45th Anniversary Super Deluxe Edition

The 64-track six-CD package on Polydor/UMe includes legendary 1969 album, featuring several different mixes, live recordings from The Matrix in San Francisco, case-bound book and liner notes by David Fricke

From the front sticker: "Features: All three mixes of the classic album remastered from the original master tapes. 14 songs recorded during 1969 for the legendary 'Great Lost 4th VU Album', presented in either their original 1969 mixes or in new 2014 mixes. 10 previously unreleased mixes in all. 18 songs from the historic Matrix shows, newly mixed from the original multitracks. Deluxe 72 page package featuring rare photos, detailed info and an essay by noted writer David Fricke."

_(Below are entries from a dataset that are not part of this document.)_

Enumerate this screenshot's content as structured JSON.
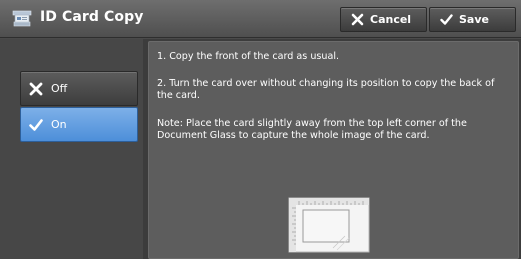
{
  "header": {
    "title": "ID Card Copy",
    "cancel_label": "Cancel",
    "save_label": "Save",
    "icons": {
      "title": "id-card-copy-icon",
      "cancel": "x-icon",
      "save": "checkmark-icon"
    }
  },
  "options": {
    "off_label": "Off",
    "on_label": "On",
    "selected": "On"
  },
  "instructions": {
    "step1": "1. Copy the front of the card as usual.",
    "step2": "2. Turn the card over without changing its position to copy the back of the card.",
    "note": "Note: Place the card slightly away from the top left corner of the Document Glass to capture the whole image of the card."
  },
  "colors": {
    "selected_accent": "#5a9ae0",
    "panel_bg": "#5d5d5d",
    "header_bg": "#5e5e5e"
  }
}
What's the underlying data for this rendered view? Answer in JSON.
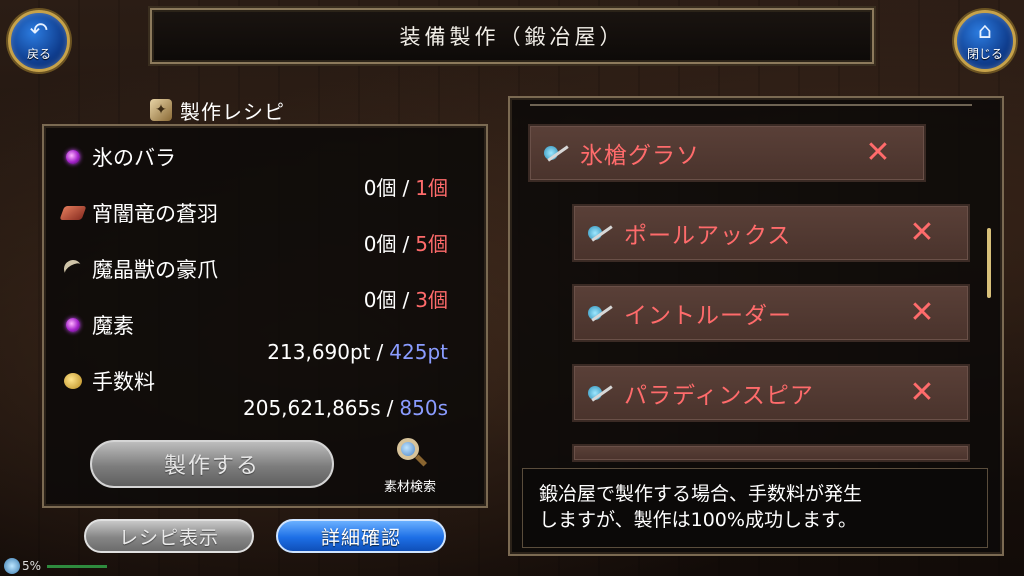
{
  "header": {
    "title": "装備製作（鍛冶屋）",
    "back_label": "戻る",
    "close_label": "閉じる"
  },
  "recipe": {
    "title": "製作レシピ",
    "materials": [
      {
        "icon": "purple-orb-icon",
        "name": "氷のバラ",
        "owned": "0個",
        "required": "1個"
      },
      {
        "icon": "dragon-feather-icon",
        "name": "宵闇竜の蒼羽",
        "owned": "0個",
        "required": "5個"
      },
      {
        "icon": "beast-claw-icon",
        "name": "魔晶獣の豪爪",
        "owned": "0個",
        "required": "3個"
      },
      {
        "icon": "purple-orb-icon",
        "name": "魔素",
        "owned": "213,690pt",
        "required": "425pt"
      },
      {
        "icon": "coin-icon",
        "name": "手数料",
        "owned": "205,621,865s",
        "required": "850s"
      }
    ],
    "separator": "/",
    "craft_button": "製作する",
    "search_button": "素材検索",
    "recipe_view_button": "レシピ表示",
    "detail_button": "詳細確認"
  },
  "items": {
    "main": {
      "name": "氷槍グラソ",
      "icon": "spear-icon"
    },
    "subs": [
      {
        "name": "ポールアックス",
        "icon": "spear-icon"
      },
      {
        "name": "イントルーダー",
        "icon": "spear-icon"
      },
      {
        "name": "パラディンスピア",
        "icon": "spear-icon"
      }
    ],
    "remove_glyph": "✕"
  },
  "description": {
    "line1": "鍛冶屋で製作する場合、手数料が発生",
    "line2": "しますが、製作は100%成功します。"
  },
  "status": {
    "percent": "5%"
  },
  "colors": {
    "required_red": "#ff6b6b",
    "required_blue": "#8a9cff",
    "blue_button": "#1d6fe6",
    "gold_border": "#c6a24a"
  }
}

The Velvet Underground’s classic self-titled third album, released in March 1969, by MGM, was a departure from the band’s first two albums in more ways than one. Gone was co-founding member John Cale, and in his place was a 21-year-old with Long Island roots named Doug Yule, who stepped right in. The record was also a stylistic leap, as Lou Reed describes it in Rolling Stone editor David Fricke’s liner notes, “I thought we had to demonstrate the other side of us. Fricke calls it “a stunning turnaround… 10 tracks of mostly warm, explicit sympathy and optimism, expressed with melodic clarity, set in gleaming double-guitar jangle and near-whispered balladry. Or as the late rock critic Lester Bangs put it, “How do you define a group like this, who moved from ‘Heroin’ to ‘Jesus’ in two short years?”

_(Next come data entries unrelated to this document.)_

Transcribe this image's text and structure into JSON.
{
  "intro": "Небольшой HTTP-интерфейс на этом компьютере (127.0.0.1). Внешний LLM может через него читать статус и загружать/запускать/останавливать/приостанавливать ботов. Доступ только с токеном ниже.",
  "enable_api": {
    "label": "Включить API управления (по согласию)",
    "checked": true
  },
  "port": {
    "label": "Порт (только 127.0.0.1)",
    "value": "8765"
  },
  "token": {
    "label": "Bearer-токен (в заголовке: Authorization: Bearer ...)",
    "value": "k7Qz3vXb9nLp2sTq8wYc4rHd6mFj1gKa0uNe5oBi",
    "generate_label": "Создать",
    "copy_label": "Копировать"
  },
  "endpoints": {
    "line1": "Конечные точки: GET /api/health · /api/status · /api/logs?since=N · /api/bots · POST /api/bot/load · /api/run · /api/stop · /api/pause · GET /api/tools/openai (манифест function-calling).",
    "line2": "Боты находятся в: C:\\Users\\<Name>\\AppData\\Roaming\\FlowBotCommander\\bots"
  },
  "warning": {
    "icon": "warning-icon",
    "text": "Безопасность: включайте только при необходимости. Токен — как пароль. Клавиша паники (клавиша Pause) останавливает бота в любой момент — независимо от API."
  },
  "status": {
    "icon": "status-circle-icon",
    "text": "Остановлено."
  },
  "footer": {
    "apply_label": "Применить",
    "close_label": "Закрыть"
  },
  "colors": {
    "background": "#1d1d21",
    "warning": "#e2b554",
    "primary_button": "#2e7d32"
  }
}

How indeed do you describe an album which includes such classics as “Candy Says,” Reed’s ode to Warhol superstar Candy Darling; the aching love song “Pale Blue Eyes,” allegedly inspired by a girlfriend at Syracuse University who got away, with lead vocals by Yule; the inspiring “Beginning to See The Light”; the spoken-word narrative and musique concrete of “The Murder Mystery,” and the beautiful Maureen Tucker-sung “After Hours”?